Il 24 dicembre 1651 l’esploratore Jan van Riebeeck, con un equipaggio composto da ottantadue uomini e otto donne, salpò da Texel in Olanda diretto verso
il Sudafrica, dove arrivò il 6 aprile dell’anno successivo. Per conto della VOC, la Compagnia delle Indie Orientali, aveva assunto il compito di
costruire un nuovo insediamento che servisse come punto di appoggio e rifornimento per le navi mercantili facenti spola tra l’Olanda e le Indie
Orientali Olandesi, l’attuale Indonesia. Ben presto quella che avrebbe dovuto essere una semplice stazione di ristoro si trasformò in una città vera e
propria, Città del Capo. Gli eventi bellici contro l’Inghilterra, poi, resero permanente l’insediamento europeo.

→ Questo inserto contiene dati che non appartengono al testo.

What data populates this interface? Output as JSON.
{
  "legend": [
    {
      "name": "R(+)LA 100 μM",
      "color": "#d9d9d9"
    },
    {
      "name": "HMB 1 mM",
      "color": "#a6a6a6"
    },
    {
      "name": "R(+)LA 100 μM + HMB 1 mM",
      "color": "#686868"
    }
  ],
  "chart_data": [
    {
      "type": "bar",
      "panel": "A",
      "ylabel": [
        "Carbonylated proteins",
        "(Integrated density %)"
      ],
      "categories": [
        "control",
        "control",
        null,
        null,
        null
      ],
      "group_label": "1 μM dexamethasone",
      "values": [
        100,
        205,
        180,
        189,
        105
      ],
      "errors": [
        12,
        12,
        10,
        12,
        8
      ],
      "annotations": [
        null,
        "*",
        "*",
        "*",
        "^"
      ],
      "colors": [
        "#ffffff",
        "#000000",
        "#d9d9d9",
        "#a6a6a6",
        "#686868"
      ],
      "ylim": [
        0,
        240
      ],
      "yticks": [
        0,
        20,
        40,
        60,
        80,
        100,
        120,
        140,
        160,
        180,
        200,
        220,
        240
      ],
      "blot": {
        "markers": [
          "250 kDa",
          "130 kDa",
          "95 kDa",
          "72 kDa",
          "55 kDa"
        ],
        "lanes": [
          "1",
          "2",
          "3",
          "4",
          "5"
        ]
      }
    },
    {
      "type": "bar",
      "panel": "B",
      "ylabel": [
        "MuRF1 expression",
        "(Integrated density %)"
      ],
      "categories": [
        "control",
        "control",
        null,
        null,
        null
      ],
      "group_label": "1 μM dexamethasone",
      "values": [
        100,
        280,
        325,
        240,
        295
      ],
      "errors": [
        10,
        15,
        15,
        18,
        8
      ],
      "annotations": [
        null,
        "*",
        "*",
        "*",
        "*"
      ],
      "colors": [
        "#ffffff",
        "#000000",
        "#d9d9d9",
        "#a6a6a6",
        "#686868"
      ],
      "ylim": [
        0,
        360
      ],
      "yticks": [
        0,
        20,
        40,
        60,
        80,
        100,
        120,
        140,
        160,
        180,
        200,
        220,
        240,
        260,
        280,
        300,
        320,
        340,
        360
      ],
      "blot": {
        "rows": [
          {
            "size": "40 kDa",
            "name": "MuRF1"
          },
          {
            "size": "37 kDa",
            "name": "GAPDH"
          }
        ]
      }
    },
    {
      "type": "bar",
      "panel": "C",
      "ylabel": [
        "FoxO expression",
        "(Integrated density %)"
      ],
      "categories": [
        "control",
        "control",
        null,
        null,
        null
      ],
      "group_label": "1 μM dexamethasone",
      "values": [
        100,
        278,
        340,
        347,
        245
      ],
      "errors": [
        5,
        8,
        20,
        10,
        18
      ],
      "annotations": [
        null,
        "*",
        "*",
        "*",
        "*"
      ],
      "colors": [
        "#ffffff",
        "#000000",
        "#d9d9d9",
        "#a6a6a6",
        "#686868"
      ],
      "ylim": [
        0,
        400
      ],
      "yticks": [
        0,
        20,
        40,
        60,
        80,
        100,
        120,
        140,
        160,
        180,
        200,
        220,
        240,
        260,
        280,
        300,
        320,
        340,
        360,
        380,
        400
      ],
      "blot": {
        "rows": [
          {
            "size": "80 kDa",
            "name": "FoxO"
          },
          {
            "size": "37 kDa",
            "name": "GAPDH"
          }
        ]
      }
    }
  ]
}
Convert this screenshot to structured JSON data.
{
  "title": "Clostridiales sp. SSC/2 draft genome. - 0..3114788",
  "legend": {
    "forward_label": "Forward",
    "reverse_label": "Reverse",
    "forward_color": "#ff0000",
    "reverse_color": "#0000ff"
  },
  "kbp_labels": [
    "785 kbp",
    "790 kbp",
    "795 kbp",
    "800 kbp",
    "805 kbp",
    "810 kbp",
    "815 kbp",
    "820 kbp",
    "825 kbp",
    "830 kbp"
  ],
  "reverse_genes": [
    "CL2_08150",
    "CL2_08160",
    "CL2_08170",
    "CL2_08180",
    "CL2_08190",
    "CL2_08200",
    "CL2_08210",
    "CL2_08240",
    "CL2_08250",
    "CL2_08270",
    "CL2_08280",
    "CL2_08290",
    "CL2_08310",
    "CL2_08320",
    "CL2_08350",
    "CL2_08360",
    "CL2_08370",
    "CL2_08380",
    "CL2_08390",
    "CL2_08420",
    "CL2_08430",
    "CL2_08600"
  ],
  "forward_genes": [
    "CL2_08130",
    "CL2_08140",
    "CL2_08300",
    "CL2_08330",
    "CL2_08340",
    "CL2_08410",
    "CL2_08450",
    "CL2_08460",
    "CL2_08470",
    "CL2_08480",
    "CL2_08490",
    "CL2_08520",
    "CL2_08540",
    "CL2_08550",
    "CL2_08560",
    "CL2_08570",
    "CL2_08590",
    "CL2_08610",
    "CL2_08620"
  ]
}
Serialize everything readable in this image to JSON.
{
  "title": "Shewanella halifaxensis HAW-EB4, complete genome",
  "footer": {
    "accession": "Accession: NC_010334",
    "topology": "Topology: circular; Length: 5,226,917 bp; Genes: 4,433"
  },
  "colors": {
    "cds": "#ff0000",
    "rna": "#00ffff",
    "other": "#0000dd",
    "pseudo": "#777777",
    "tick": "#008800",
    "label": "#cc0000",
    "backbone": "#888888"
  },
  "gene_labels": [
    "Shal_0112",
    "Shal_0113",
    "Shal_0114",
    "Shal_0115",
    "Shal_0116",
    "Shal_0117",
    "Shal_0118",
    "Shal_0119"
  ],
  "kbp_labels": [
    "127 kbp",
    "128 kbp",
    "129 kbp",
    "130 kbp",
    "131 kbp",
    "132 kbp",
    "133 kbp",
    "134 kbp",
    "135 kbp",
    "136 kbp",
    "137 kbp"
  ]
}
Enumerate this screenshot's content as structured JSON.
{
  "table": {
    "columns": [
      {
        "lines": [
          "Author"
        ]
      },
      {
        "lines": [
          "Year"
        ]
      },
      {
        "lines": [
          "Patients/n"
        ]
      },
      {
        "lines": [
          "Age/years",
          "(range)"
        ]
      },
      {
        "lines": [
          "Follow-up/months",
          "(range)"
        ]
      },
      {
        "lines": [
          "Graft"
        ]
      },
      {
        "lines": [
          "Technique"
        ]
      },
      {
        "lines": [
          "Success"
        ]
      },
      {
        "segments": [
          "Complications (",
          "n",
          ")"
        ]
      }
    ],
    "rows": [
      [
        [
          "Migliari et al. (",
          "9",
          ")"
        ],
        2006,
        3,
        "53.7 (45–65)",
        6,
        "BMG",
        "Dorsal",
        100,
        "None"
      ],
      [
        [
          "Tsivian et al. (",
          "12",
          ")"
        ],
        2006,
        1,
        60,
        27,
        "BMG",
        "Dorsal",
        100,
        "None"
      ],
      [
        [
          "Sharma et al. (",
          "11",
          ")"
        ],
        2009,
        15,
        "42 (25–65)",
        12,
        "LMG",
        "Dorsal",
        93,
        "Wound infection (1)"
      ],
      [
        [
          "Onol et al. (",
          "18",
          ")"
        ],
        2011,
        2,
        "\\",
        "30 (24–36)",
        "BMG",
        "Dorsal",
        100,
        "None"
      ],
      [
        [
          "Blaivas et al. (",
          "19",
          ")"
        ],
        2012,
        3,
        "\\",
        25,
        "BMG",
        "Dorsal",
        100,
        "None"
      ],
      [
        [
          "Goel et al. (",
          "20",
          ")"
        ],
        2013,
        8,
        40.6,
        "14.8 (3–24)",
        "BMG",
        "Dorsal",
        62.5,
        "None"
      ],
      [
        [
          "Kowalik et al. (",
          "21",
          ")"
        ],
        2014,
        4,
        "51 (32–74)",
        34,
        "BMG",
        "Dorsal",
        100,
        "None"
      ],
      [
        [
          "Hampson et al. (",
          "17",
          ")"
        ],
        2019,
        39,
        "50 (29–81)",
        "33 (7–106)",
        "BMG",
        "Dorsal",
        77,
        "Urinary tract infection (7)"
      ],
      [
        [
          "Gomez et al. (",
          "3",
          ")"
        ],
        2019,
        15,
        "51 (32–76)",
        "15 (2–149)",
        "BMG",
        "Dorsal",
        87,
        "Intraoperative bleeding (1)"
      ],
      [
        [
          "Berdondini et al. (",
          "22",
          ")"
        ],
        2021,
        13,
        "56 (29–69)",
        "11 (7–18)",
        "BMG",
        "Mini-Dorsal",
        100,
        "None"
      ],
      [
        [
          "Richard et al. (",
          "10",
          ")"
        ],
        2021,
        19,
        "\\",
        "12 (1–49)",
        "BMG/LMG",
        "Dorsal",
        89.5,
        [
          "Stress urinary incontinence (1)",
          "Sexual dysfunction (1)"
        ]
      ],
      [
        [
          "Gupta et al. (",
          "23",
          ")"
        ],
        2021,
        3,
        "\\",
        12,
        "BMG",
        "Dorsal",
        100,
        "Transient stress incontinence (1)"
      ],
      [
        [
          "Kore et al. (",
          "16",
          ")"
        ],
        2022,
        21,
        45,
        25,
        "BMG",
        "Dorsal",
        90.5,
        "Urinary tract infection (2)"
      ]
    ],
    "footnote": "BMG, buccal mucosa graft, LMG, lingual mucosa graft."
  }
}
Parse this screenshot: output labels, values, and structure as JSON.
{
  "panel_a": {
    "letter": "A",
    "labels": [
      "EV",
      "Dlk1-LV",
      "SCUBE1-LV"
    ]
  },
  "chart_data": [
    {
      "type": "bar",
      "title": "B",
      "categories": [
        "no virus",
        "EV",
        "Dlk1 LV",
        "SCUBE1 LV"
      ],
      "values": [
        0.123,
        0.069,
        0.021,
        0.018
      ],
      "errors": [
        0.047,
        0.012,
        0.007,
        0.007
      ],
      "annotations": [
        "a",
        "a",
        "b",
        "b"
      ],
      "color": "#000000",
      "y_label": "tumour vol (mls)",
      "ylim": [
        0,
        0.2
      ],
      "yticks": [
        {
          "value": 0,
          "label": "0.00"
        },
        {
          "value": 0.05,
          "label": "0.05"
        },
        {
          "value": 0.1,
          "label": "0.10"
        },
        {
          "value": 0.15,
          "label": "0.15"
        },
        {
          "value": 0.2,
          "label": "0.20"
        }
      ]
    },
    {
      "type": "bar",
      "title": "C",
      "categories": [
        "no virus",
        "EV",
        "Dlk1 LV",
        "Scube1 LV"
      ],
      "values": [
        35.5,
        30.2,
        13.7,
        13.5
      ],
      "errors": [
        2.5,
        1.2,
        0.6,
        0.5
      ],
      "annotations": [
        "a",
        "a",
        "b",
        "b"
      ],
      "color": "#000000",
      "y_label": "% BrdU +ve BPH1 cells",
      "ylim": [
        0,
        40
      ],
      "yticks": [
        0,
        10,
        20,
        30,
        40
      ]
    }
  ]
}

Le prime notizie certe sulla viticoltura sono raccolte nel diario di van Riebeeck, che il 2 febbraio 1659 annota: “Oggi, lode al Signore, il vino è
stato fatto per la prima volta con l’uva del Capo”. Il vigneto, probabilmente realizzato con viti di chenin blanc e muscat à petits grains, pur tra le
difficoltà legate alla scarsità e all’incompetenza della manodopera, fu messo a dimora nel 1655. Bisogna attendere l’arrivo del secondo Governatore,
Simon van der Stel, nel 1679, e i primi ugonotti francesi, perché sia impressa un’accelerazione. I primi successi si registrano nella seconda metà del
Settecento con gli apprezzatissimi vini da dessert prodotti da Groot Constantia, la fattoria del Governatore van der Stel.
Nel secolo successivo sulla giovane e attiva vitivinicoltura sudafricana si abbatte il flagello della fillossera, che nel volgere di pochi anni
distrugge gran parte dei vigneti. Queste tristi premesse favoriscono la nascita delle prime cooperative, vere e proprie ancore di salvataggio per la
neonata industria del vino. Dapprima la Drostdy Ko-operatiewe Keller Beperkt a Tulbagh, poi la più nota Wijnbouwers Vereniging van Zuid-Afrika (KWV).
Al Sudafrica mancava tuttavia qualcosa di fortemente identitario. Dopo anni di ricerche e studi il professor Perold nel 1925 ottiene il primo vitigno
originario, il pinotage, incrociando pinot nero e cinsault (il cinsault in Sudafrica era chiamato hermitage, da cui la crasi pinotage). Seguono anni di
grande dinamismo per la viticoltura sudafricana: nuove fattorie, nuovi imprenditori e soprattutto molti capitali. Arrivano anche anni bui: la Seconda
guerra mondiale e l’apar theid nell’immediato dopoguerra isolano di fatto il Sudafrica. L’abolizione delle discriminazioni razziali nel 1994 apre le
porte del Consesso delle Nazioni civili e soprattutto dà il via al commercio mondiale. In pochi anni il Sudafrica, non solo quello del vino, cambia
radicalmente volto e oggi molti segnali indicano che il Paese può entrare di diritto nel gotha mondiale dei produttori di vini di qualità. Usando le
parole di Jancis Robinson, “in una ipotetica gara per il vigneto più bello del mondo, il Sudafrica sarebbe sempre in finale”.